If the infection is limited to the abscessed area, antibiotics may not be necessary. However, if the infection has spread to nearby teeth, your jaw or other areas, your dentist likely will prescribe antibiotics to stop the spread of infection. Antibiotics also may be prescribed if you have a weakened immune system.

Warm saline-water rinses :

If an abscess erupts by itself, warm salt-water rinses will comfort, help clean the mouth and promote drainage until you are able to see your dentist. Your dentist also may recommend them during the treatment recovery time to relieve discomfort and encourage healing.

Over-the-counter (OTC) pain medication:

Painkillers such as ibuprofen help alleviate discomfort while the area is healing. However, while these medications will diminish pain, they won’t treat the abscess. You still need to see your dentist for proper follow-up care.

Root canal treatment:

This procedure can help eliminate the infection and save your tooth. This involves removal of the diseased pulp and draining of the abscess. The tooth’s pulp chamber and root canals are filled and sealed, then capped. Root canal surgery also may be recommended to remove any diseased root tissue after the infection has cleared. This option is only recommended when enough tooth structure is left on which to place a permanent restoration.

Extraction of infected tooth:

If the tooth can’t be restored through root canal treatment, it must be extracted. Your dentist will remove the tooth and drain the abscess to eliminate the infection. Your dentist then will follow-up by performing curettage (removing by scraping or scooping) of all infected soft tissue at the tip of the tooth. Tooth extraction and cleaning the affected area will allow the wound to heal.


An abscess that has spread to the floor of the mouth or to the neck may need to be drained in the operating room under anesthesia. Additionally, if an abscess still doesn’t heal, or it enlarges after undergoing conventional root canal treatment, you most likely will need surgery and filling of the root tips, as well as a diagnostic biopsy.


Serious infections of the tooth and jaw, secondary infections of the body and their complications may be life-threatening and require emergency room and/or longer-term hospital care.

Who Treats Tooth Abscesses

If you have an abscess, your general dentist may decide to cut it open and drain the pus or treat it with antibiotics. Unless the abscess ruptures on its own, this generally is the only way to cure the infection. As needed, your dentist typically will prescribe pain relievers, rinses and antibiotics; follow-up care will be scheduled for reassessment.
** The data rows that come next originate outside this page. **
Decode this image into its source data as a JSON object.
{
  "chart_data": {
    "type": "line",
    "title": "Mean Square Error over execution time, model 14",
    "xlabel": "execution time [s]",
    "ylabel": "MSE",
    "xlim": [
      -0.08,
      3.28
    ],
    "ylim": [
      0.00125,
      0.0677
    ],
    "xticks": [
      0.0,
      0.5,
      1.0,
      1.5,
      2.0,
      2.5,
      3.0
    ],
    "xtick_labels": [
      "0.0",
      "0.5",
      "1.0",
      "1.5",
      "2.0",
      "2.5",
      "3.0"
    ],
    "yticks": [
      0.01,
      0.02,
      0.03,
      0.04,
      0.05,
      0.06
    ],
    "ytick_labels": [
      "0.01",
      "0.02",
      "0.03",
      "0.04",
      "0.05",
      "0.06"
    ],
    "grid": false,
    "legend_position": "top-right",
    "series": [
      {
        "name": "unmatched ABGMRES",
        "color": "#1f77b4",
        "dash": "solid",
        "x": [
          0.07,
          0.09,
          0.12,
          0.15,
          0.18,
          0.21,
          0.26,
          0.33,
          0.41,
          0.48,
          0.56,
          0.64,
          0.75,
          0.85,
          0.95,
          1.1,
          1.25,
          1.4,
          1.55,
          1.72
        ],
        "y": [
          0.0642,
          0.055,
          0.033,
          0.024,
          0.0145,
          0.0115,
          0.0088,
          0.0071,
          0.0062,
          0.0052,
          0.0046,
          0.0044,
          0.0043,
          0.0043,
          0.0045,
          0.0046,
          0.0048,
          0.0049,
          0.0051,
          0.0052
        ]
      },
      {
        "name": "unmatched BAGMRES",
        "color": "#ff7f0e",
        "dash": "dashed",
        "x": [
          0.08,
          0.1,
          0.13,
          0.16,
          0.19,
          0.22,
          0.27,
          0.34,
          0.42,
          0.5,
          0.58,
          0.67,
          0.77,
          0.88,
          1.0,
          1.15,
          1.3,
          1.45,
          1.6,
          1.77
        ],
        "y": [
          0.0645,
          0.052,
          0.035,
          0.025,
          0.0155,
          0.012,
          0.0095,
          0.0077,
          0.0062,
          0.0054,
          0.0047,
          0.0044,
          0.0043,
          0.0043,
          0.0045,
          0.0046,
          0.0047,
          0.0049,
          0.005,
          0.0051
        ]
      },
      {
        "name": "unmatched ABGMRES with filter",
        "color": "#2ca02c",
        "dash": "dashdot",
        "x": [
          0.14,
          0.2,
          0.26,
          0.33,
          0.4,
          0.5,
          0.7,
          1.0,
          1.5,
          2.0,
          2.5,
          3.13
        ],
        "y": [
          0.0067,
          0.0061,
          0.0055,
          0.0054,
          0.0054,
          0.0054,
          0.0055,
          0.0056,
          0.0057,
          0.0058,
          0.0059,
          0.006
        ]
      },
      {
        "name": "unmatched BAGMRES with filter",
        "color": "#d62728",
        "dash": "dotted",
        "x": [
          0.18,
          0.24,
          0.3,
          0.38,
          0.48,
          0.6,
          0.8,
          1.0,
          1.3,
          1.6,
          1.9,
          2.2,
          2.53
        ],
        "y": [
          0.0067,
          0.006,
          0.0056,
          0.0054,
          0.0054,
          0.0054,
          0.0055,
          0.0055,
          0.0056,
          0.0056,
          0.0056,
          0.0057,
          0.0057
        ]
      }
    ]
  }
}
If you require root canal treatment, your general dentist likely will refer you to an endodontist, a specialist in root canals. An oral surgeon is recommended in cases involving removal of non-salvageable, diseased teeth, especially when general anesthesia is required and/or the evaluation and treatment of pathologic conditions, such as severe infections of the oral cavity, jaws and neck; and reconstructive/cosmetic surgery for facial disfigurement and the eating away of jaw areas and facial tissue.

Emergency room physicians also may be required in extreme cases. If hospital admittance becomes necessary, a general medical practitioner can treat secondary infections that result from abscesses that have been left untreated too long or from fast-spreading infections.

Cost of Treatment

Because there are so many possible treatment options and factors involved, the cost of treatment is difficult to determine. Variables in the cost equation include procedure(s) required, the type and severity of the tooth abscess, possible complications and secondary conditions resulting from the spread of the abscess or tooth infection, patient’s age and health condition, the type, length and complexity of treatment, the type of dentist(s) needed, location of where treatment is given (such as a dental office, emergency room or hospital operating room) and dental insurance coverage.